In the interview, which aired Sunday, Fayyad said the Palestinians want the Israeli "occupation" to end in 2011, while Livni said she believes that "a peace treaty between Israel
and the Palestinians is in (the) Israeli interest, it's not a favor to President Obama.
"I believe that the relations between Israel and the United States are existential to the future of the state
of Israel," the Kadima party leader and former foreign minister told ABC.
Livni noted that during her meeting with Hillary Clinton on Friday, the secretary of state said the Americans would continue discussing the core issues with Israel and the Palestinians.
The opposition leader said Prime Minister Benjamin Netanyahu erred
when he rejected a set of American guarantees in exchange for imposing another construction moratorium in the West Bank. "In choosing between building more buildings or making peace, I prefer to make peace," she said.
Addressing the settlement issue, Fayyad said Israel was violating international law by continuing to build in the West Bank. "In order to give the process the kind of credibility that's required is for us to really know, with precision, where it is that the government of Israel stands on the fundamental issue of what it is that's
meant by an end to Israeli occupation. What is it that's meant by a state of Palestine," he said.
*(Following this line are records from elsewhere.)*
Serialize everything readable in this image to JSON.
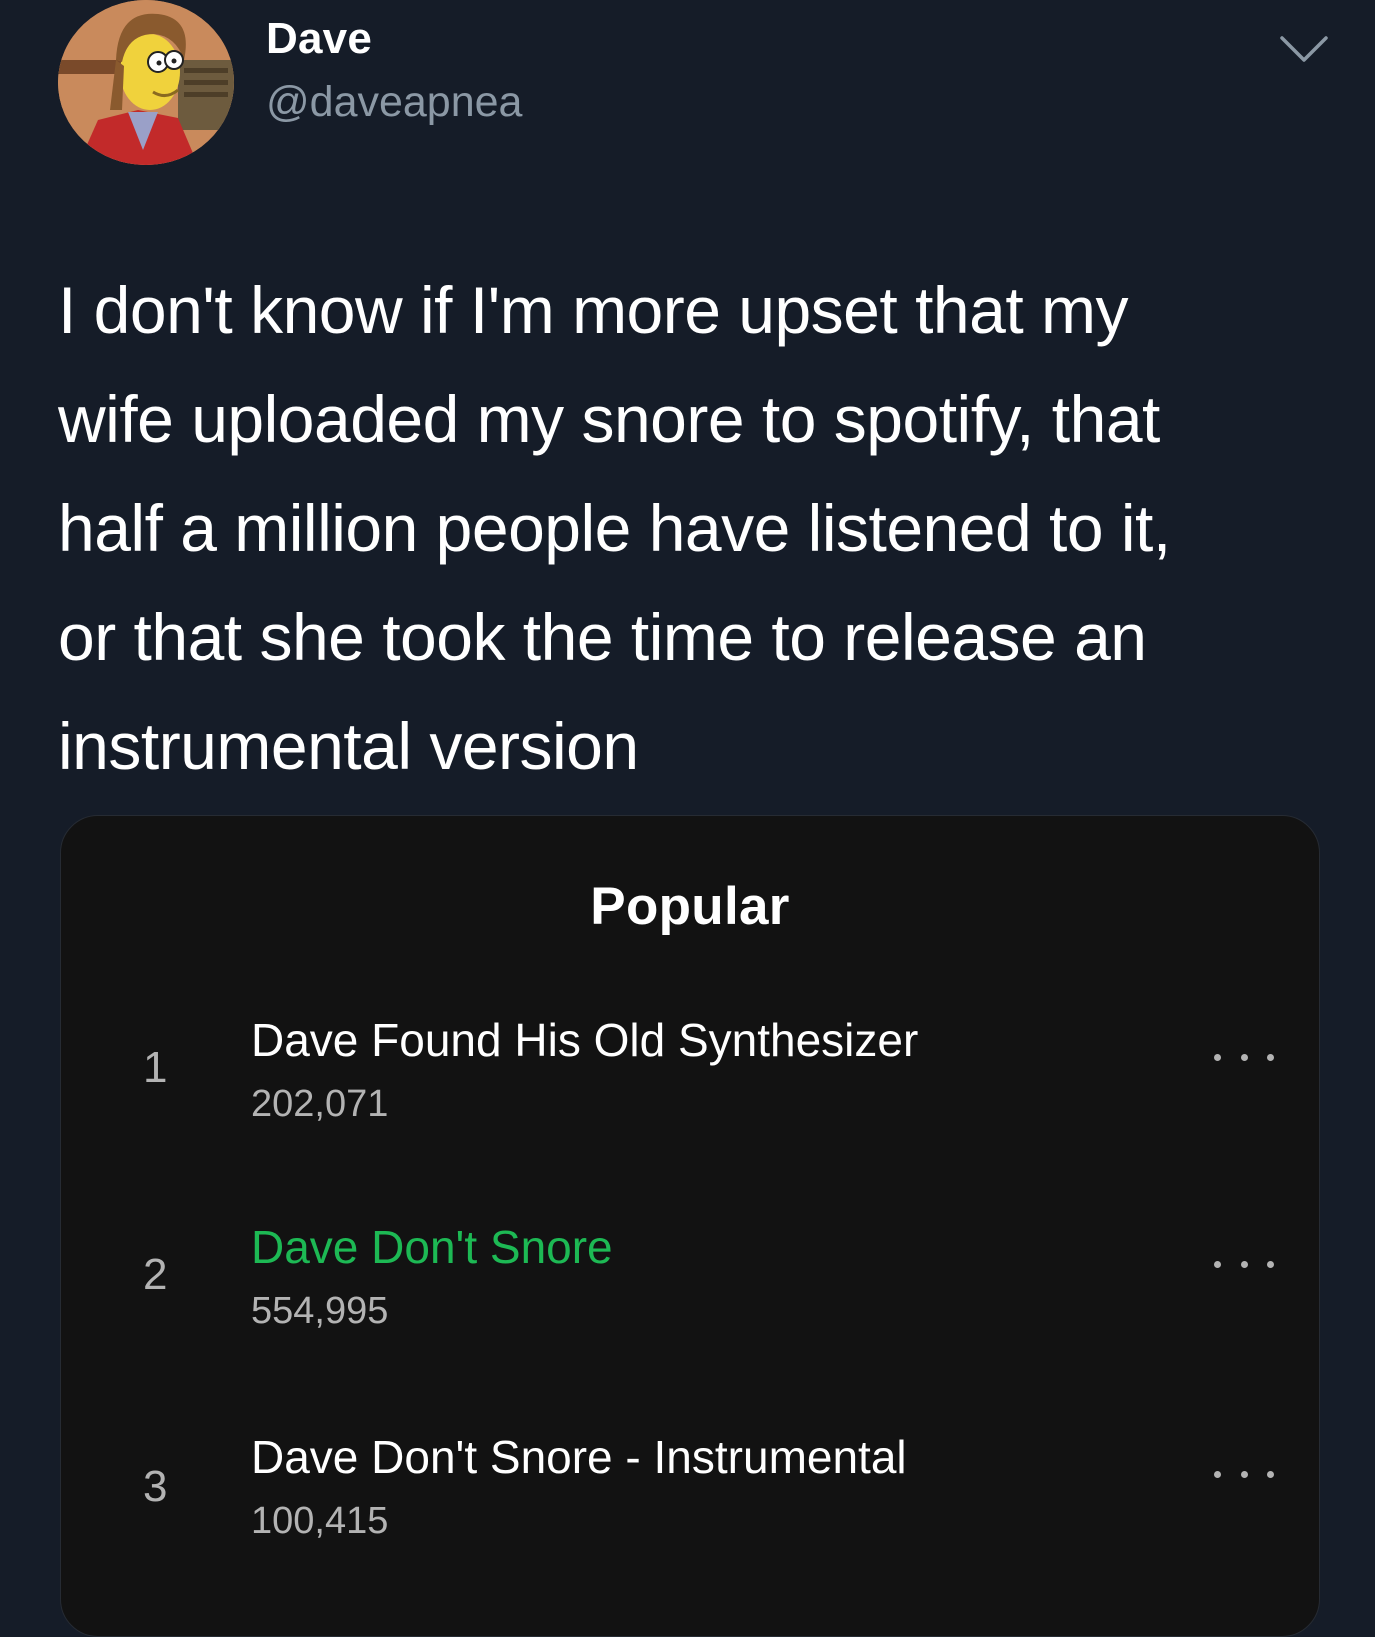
{
  "user": {
    "display_name": "Dave",
    "handle": "@daveapnea",
    "avatar_icon": "cartoon-avatar"
  },
  "tweet": {
    "lines": [
      "I don't know if I'm more upset that my",
      "wife uploaded my snore to spotify, that",
      "half a million people have listened to it,",
      "or that she took the time to release an",
      "instrumental version"
    ],
    "menu_icon": "chevron-down-icon"
  },
  "card": {
    "title": "Popular",
    "tracks": [
      {
        "rank": "1",
        "title": "Dave Found His Old Synthesizer",
        "plays": "202,071",
        "playing": false
      },
      {
        "rank": "2",
        "title": "Dave Don't Snore",
        "plays": "554,995",
        "playing": true
      },
      {
        "rank": "3",
        "title": "Dave Don't Snore - Instrumental",
        "plays": "100,415",
        "playing": false
      }
    ],
    "more_icon": "more-options-icon"
  },
  "colors": {
    "background": "#151c28",
    "card_background": "#121212",
    "accent_green": "#1db954",
    "secondary_text": "#8b98a5"
  }
}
Asked whether he planned to declare a Palestinian state unilaterally, Fayyad said "what we are committed to is statehood. Not a declaration of statehood, we're looking for a state. We did make a declaration of statehood (in) 1988. This time we're looking for a real state on the ground."
Livni also spoke of the refugee issue and the recognition of Israel as a Jewish state. She said the two-state solution dictates that Israel is a home for Jewish refugees from Europe while the Arab countries and the Palestinian state find a solution for the Palestinian refugee problem.
The Kadima leader ruled out the possibility that her party would join the coalition. "My views about the peace process and the need to achieve peace are different from this
"I offered Netanyahu in the past - more than once - to have a different coalition that can not only speak
about the idea of two states for two peoples, but also translate it into peace treaty with the Palestinians. He decided to have this coalition, unfortunately," she said.